Chinatown Hosts Tab Band
Annual March of Witness
by Judy Vaughn –
When Majors Robin and Tereasa Hu and their Advisory Board started planning for this year’s Annual March of Witness in San Francisco, they dreamed of a longer march than usual and a band of Salvation Army renown. They built the Pasadena Tabernacle band into their plans, and with it a Saturday afternoon concert that would show off the musicians’ skills in an acoustically appropriate setting.
In many ways, the afternoon’s concert set the pace for a strong Salvation Army weekend in San Francisco. From classical selections to “Swingtime Religion,” the music led by Bandmaster Lambert Bittinger was rich and mellow. This was brass music well known in the Army world. The audience was very appreciative. Compact discs produced by the Pasadena Corps were sold in the lobby and later delivered to local radio stations.
Trombone soloist Clarence White was a spellbinder as he reached dramatically for notes at the very bottom of the scale. Soloist Barbara Allen brought down the house with a version of “Rock-A-My Soul in the Bosom of Abraham” that simply would not stop. Ten timbrelists performed with the precision that has gained them so much popularity in the Tournament of Roses Parade.
The concert was sponsored by PG&E and held in the company’s downtown auditorium.
From there, the celebration moved to the Holiday Inn in the Financial District near Chinatown, where the corps hosted its annual civic meeting. The band was highlighted again and, as part of the evening’s program, PG&E, Bank of America and the San Francisco Salvation Army Women’s Auxiliary were honored.

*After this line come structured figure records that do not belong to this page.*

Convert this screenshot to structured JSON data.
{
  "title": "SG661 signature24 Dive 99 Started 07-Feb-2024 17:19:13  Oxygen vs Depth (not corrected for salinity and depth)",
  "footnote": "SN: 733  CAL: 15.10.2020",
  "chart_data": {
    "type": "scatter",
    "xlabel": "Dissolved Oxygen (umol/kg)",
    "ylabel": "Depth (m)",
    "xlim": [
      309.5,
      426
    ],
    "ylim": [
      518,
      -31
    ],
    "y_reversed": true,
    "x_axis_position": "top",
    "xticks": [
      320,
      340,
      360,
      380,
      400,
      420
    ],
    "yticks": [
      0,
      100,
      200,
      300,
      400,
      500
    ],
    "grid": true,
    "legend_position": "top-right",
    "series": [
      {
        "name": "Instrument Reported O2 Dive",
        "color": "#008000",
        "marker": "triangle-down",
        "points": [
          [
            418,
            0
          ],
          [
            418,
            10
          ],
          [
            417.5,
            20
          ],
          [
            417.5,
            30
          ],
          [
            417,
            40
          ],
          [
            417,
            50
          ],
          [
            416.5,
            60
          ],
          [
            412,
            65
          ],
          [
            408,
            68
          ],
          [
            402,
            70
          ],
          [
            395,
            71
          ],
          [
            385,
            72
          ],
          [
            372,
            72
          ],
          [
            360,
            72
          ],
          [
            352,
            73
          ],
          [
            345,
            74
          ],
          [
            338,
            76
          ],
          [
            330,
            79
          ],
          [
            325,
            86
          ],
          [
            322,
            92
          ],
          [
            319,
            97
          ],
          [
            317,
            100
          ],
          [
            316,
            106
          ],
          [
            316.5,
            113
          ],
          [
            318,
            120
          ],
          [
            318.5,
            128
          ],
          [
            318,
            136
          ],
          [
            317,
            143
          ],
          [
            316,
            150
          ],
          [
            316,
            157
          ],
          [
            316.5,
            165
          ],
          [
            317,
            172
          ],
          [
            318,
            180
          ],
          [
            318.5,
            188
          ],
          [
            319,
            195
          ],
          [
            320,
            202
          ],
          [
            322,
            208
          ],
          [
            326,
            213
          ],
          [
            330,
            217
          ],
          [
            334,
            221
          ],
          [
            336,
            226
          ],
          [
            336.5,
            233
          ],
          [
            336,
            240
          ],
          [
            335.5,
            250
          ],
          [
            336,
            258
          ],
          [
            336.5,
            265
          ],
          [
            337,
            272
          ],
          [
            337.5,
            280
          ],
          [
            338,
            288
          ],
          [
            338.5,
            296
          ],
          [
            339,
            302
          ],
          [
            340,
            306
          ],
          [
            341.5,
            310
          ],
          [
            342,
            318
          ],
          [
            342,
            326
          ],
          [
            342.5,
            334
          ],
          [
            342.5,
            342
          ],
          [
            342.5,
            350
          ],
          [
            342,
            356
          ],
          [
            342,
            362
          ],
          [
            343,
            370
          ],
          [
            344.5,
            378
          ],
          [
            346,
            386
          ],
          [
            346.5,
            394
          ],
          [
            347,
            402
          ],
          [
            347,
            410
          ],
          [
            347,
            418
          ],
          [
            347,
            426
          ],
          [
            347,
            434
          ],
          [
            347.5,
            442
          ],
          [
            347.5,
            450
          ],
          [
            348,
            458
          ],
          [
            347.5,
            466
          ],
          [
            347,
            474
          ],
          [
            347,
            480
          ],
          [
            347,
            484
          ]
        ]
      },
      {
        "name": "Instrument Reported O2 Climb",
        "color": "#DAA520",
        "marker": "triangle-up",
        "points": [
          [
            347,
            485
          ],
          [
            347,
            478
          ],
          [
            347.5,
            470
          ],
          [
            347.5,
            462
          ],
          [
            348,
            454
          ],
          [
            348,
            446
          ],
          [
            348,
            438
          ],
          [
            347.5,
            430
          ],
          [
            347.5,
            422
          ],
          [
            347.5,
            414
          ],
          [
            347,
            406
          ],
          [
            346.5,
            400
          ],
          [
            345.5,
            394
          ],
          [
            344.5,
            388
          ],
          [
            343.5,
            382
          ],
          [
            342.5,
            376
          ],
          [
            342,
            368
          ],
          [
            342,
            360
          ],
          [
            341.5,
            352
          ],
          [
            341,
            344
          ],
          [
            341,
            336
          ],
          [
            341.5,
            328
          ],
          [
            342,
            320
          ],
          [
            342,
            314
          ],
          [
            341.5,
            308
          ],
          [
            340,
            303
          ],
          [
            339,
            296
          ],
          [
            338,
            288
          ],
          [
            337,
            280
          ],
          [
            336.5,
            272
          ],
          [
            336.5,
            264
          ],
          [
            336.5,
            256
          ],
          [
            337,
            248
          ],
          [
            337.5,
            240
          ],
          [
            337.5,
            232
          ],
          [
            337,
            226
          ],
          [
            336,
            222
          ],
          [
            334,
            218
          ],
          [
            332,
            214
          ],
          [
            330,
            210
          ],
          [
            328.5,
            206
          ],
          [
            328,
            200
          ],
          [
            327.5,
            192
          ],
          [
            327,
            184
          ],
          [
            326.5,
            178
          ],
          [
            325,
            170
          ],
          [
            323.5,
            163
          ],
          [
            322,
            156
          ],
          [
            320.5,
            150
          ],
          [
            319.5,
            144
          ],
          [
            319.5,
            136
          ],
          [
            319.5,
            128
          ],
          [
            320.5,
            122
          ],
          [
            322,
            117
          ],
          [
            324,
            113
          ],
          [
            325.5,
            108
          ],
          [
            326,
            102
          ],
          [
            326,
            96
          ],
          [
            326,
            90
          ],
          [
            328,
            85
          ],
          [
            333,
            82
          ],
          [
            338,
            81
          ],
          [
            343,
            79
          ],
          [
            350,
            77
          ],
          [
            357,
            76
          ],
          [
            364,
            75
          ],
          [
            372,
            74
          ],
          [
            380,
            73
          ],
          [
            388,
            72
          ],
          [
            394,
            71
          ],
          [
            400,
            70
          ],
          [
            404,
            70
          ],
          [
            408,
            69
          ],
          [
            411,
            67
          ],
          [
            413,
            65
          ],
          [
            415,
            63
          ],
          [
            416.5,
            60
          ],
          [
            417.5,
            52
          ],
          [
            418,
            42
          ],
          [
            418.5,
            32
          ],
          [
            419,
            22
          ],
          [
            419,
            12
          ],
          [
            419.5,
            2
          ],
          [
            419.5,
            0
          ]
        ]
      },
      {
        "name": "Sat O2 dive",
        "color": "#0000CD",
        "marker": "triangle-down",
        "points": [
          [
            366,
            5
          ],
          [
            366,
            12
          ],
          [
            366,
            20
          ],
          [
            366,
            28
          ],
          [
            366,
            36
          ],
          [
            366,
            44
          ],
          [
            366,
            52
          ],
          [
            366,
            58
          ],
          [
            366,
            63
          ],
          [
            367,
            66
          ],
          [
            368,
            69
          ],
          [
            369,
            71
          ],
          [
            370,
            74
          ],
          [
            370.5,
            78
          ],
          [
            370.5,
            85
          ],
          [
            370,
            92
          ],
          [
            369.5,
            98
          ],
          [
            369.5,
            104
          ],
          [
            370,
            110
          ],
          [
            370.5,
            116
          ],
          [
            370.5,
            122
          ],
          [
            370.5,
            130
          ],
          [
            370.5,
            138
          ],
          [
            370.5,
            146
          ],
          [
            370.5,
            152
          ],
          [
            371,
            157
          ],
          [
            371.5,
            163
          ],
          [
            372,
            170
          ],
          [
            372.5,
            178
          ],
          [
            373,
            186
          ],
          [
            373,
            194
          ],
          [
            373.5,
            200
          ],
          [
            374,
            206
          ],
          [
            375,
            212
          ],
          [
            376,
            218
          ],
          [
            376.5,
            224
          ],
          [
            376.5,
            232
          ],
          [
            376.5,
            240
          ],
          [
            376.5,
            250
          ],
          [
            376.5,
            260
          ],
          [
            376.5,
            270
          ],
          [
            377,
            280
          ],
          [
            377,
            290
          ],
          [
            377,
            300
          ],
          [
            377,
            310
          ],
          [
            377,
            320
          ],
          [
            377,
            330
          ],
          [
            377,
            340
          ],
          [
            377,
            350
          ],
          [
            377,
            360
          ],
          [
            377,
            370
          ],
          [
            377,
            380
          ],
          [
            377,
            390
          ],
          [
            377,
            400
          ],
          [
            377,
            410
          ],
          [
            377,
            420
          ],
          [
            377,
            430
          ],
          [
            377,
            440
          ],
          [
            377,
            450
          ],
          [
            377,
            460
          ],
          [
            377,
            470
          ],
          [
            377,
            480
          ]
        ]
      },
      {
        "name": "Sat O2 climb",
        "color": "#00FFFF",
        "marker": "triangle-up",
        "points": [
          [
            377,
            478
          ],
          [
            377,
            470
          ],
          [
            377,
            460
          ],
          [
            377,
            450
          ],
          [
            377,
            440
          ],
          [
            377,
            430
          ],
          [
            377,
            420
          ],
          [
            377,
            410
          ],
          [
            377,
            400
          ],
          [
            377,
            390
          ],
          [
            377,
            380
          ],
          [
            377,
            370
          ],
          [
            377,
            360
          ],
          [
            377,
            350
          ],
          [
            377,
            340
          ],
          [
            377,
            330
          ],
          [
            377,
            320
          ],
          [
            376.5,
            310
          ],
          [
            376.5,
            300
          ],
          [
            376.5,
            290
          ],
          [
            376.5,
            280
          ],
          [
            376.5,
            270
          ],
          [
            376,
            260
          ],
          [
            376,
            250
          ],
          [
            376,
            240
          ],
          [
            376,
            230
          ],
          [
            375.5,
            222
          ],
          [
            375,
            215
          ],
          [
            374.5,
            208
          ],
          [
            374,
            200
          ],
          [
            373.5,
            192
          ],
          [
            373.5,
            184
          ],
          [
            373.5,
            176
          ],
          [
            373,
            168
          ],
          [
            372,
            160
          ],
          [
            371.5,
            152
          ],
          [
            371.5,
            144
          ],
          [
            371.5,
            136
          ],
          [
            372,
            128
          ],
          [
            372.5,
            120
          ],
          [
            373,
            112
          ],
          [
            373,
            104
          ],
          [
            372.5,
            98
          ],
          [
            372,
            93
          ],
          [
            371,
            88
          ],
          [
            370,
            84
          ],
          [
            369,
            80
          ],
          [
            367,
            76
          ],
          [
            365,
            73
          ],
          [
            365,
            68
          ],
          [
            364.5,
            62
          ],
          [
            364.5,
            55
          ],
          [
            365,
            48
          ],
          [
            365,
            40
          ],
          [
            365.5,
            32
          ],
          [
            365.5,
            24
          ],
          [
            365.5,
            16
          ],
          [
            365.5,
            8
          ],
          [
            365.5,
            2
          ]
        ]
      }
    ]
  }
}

Climaxing the weekend, of course, was the March of Witness. The march has been a standard event in the Chinatown Corps for more than 25 years. This was the first time, however, that it started in Union Square in the middle of downtown San Francisco, surrounded by Macy’s, Saks Fifth Avenue and Neiman Marcus. Not only members of the Chinatown Corps, but also all San Francisco corps and the Adult Rehabilitation Center were out in force. In addition to the Tabernacle Band, the San Francisco City Band performed.
The newly purchased canteen served soft drinks on the square and followed the procession, which was escorted by more than a dozen San Francisco police on motorcycles, bicycles, and patrol cars, led by Station Captain John Goldberg.
Five hundred people marched from Union Square through the Chinatown Gate and up the crowded streets of Chinatown. The mass band played “The Founder’s Song” in front of the corps building and were reviewed by divisional leaders Lt. Colonels Richard and Bettie Love.
KEAR Family Radio interviewed War Cry editor Lt. Colonel Marlene Chase, New Frontier editor Robert Docter and Hu for a show which ran with national exposure the following week.